Приключения Перигрина Пикля - Тобайас Смоллет
Шрифт:
Интервал:
Закладка:
Не успел Перигрин ответить на этот довод, как вмешался лейтенант и, ознакомившись с обстоятельствами, объявил перемирие, покуда он с другим секундантом посоветуются и вынесут решение по существу дела. Они отъехали на незначительное расстояние, и после недолгого совещания Хэтчуей вернулся и объявил коммодора побежденным по законам войны.
Неудержимо было бешенство, овладевшее старым Ганнибалом, когда он услышал приговор. Не сразу мог он выговорить что-либо, кроме укоризненных слов: «Вы лжете!», которые повторил раз двадцать в каком-то бессмысленном исступлении. Вновь обретя дар речи, он осыпал судей такой злобной бранью, отвергая их решение и требуя другого суда, что заговорщики, заведя шутку слишком далеко, начали раскаиваться, и Перигрин, с целью умиротворить его, объявил себя побежденным.
Это признание успокоило буйный гнев коммодора, хотя он в течение нескольких дней не мог простить лейтенанта; оба молодых джентльмена поехали обратно к Танли, тогда как Хэтчуей, ведя на поводу лошадь коммодора, проводил домой Траньона, ворчавшего на Джека за его несправедливый приговор; впрочем, он не мог не заговорить о том, что сдержал свое обещание, заставив противника убрать марсель.

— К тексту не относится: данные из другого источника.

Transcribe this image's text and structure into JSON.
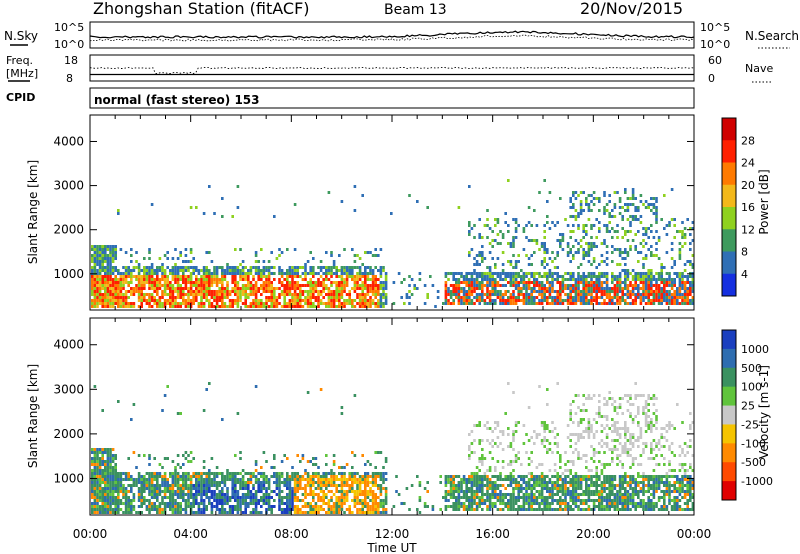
{
  "header": {
    "station": "Zhongshan Station (fitACF)",
    "beam": "Beam 13",
    "date": "20/Nov/2015"
  },
  "top_panels": {
    "nsky_label": "N.Sky",
    "nsearch_label": "N.Search",
    "freq_label_1": "Freq.",
    "freq_label_2": "[MHz]",
    "nave_label": "Nave",
    "cpid_label": "CPID",
    "mode_text": "normal (fast stereo) 153",
    "noise_ticks_left": [
      "10^5",
      "10^0"
    ],
    "noise_ticks_right": [
      "10^5",
      "10^0"
    ],
    "freq_ticks": [
      "18",
      "8"
    ],
    "nave_ticks": [
      "60",
      "0"
    ]
  },
  "chart_data": [
    {
      "type": "heatmap",
      "title": "",
      "xlabel": "Time UT",
      "ylabel": "Slant Range [km]",
      "colorbar_label": "Power [dB]",
      "colorbar_ticks": [
        "28",
        "24",
        "20",
        "16",
        "12",
        "8",
        "4"
      ],
      "colorbar_colors": [
        "#d00000",
        "#ff2000",
        "#ff7a00",
        "#f3b81a",
        "#8fd11f",
        "#3e9a5e",
        "#2f6fb5",
        "#1530e0"
      ],
      "x_ticks": [
        "00:00",
        "04:00",
        "08:00",
        "12:00",
        "16:00",
        "20:00",
        "00:00"
      ],
      "y_ticks": [
        "4000",
        "3000",
        "2000",
        "1000"
      ],
      "xlim": [
        0,
        24
      ],
      "ylim": [
        180,
        4600
      ]
    },
    {
      "type": "heatmap",
      "title": "",
      "xlabel": "Time UT",
      "ylabel": "Slant Range [km]",
      "colorbar_label": "Velocity [m s-1]",
      "colorbar_ticks": [
        "1000",
        "500",
        "100",
        "25",
        "-25",
        "-100",
        "-500",
        "-1000"
      ],
      "colorbar_colors": [
        "#1a3fbf",
        "#2e6db0",
        "#3a9160",
        "#60c43c",
        "#c8c8c8",
        "#f5c400",
        "#ff8a00",
        "#ff4a00",
        "#e00000"
      ],
      "x_ticks": [
        "00:00",
        "04:00",
        "08:00",
        "12:00",
        "16:00",
        "20:00",
        "00:00"
      ],
      "y_ticks": [
        "4000",
        "3000",
        "2000",
        "1000"
      ],
      "xlim": [
        0,
        24
      ],
      "ylim": [
        180,
        4600
      ]
    }
  ]
}
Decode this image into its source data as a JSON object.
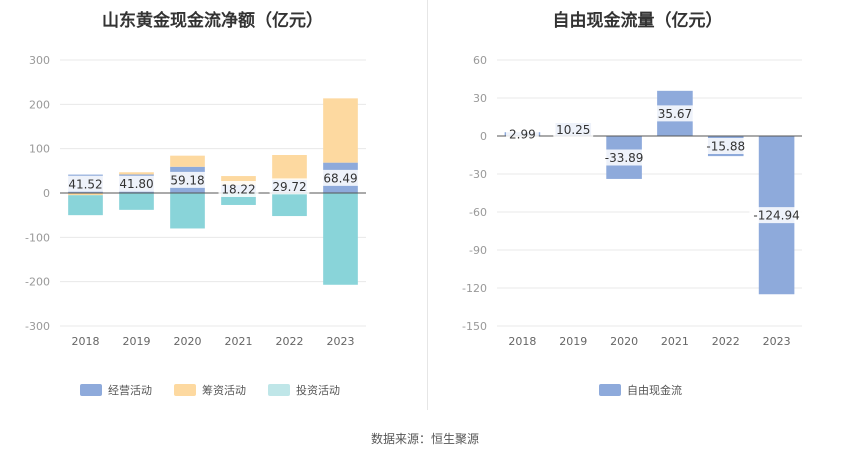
{
  "source_label": "数据来源：恒生聚源",
  "chart_data": [
    {
      "type": "bar",
      "stacked": true,
      "title": "山东黄金现金流净额（亿元）",
      "categories": [
        "2018",
        "2019",
        "2020",
        "2021",
        "2022",
        "2023"
      ],
      "ylim": [
        -300,
        300
      ],
      "yticks": [
        300,
        200,
        100,
        0,
        -100,
        -200,
        -300
      ],
      "grid": true,
      "legend_position": "bottom",
      "series": [
        {
          "name": "经营活动",
          "color": "#8eaadb",
          "values": [
            41.52,
            41.8,
            59.18,
            18.22,
            29.72,
            68.49
          ]
        },
        {
          "name": "筹资活动",
          "color": "#fdd9a0",
          "values": [
            -5,
            5,
            25,
            20,
            56,
            145
          ]
        },
        {
          "name": "投资活动",
          "color": "#bfe6e8",
          "bar_color": "#89d4d9",
          "values": [
            -45,
            -38,
            -80,
            -27,
            -52,
            -207
          ]
        }
      ],
      "data_labels": [
        "41.52",
        "41.80",
        "59.18",
        "18.22",
        "29.72",
        "68.49"
      ]
    },
    {
      "type": "bar",
      "title": "自由现金流量（亿元）",
      "categories": [
        "2018",
        "2019",
        "2020",
        "2021",
        "2022",
        "2023"
      ],
      "ylim": [
        -150,
        60
      ],
      "yticks": [
        60,
        30,
        0,
        -30,
        -60,
        -90,
        -120,
        -150
      ],
      "grid": true,
      "legend_position": "bottom",
      "series": [
        {
          "name": "自由现金流",
          "color": "#8eaadb",
          "values": [
            2.99,
            10.25,
            -33.89,
            35.67,
            -15.88,
            -124.94
          ]
        }
      ],
      "data_labels": [
        "2.99",
        "10.25",
        "-33.89",
        "35.67",
        "-15.88",
        "-124.94"
      ]
    }
  ]
}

— А все-таки, — сказал он, — клянусь богом, я думаю, что у этого парня голова сделана из шерсти, ибо моя пуля отскочила от его физиономии, словно ком пакли от борта судна. Но, видите ли, не попадись мне это сукино дерево с наветренной стороны, будь я проклят, если бы я не расщепил его грот-реи и не продырявил ему трюма.
Он как будто гордился чрезвычайно этим подвигом, вспоминая о нем постоянно и лелея, как ребенка, рожденного на старости лет; хотя он не мог, не нарушая приличий, рассказать о нем за ужином молодым людям и своей жене, но бросал хитрые намеки, упоминая о своей доблести даже в таком возрасте, и называл Хэтчуея свидетелем его мужественности, в то время как триумвират, забавляясь его тщеславием, наслаждался успехом своей проделки.
Глава XXXIII
Перигрин прощается с теткой и сестрой. — Выезжает из крепости. — Расстается с дядей и Хэтчуеем и, вместе со своим гувернером, благополучно прибывает в ДуврЭто была последняя их шутка, которую они с ним проделали, и так как все было готово к отъезду крестника, сей многообещающий юноша распрощался через два дня со всеми своими друзьями в окрестностях. Он провел ровно два часа наедине с теткой, которая наделила его многими благочестивыми советами, перечислила все те благодеяния, какими, при ее участии, он был осыпан с младенческих лет, предостерегла его против козней распутных женщин, которые многих мужчин доводят до нищеты; строго предписала ему жить в страхе божием и истинной протестантской вере, избегать раздоров и ссор, относиться к мистеру Джолтеру почтительно и с уважением и главным образом не впадать в ужасный грех — пьянство, которое навлекает на человека гнев и презрение его ближних и, отнимая у него разум и рассудок, делает его жертвой всевозможных пороков и разврата. Она рекомендовала ему быть бережливым и заботиться о своем здоровье, просила не забывать о чести фамилии и заявила ему, что во всех случаях жизни он всегда может рассчитывать на дружбу и щедрость коммодора. Наконец, презентовав ему свой портрет в золотой рамке и сто гиней из своего собственного кошелька, она нежно обняла его и пожелала счастья и благополучия.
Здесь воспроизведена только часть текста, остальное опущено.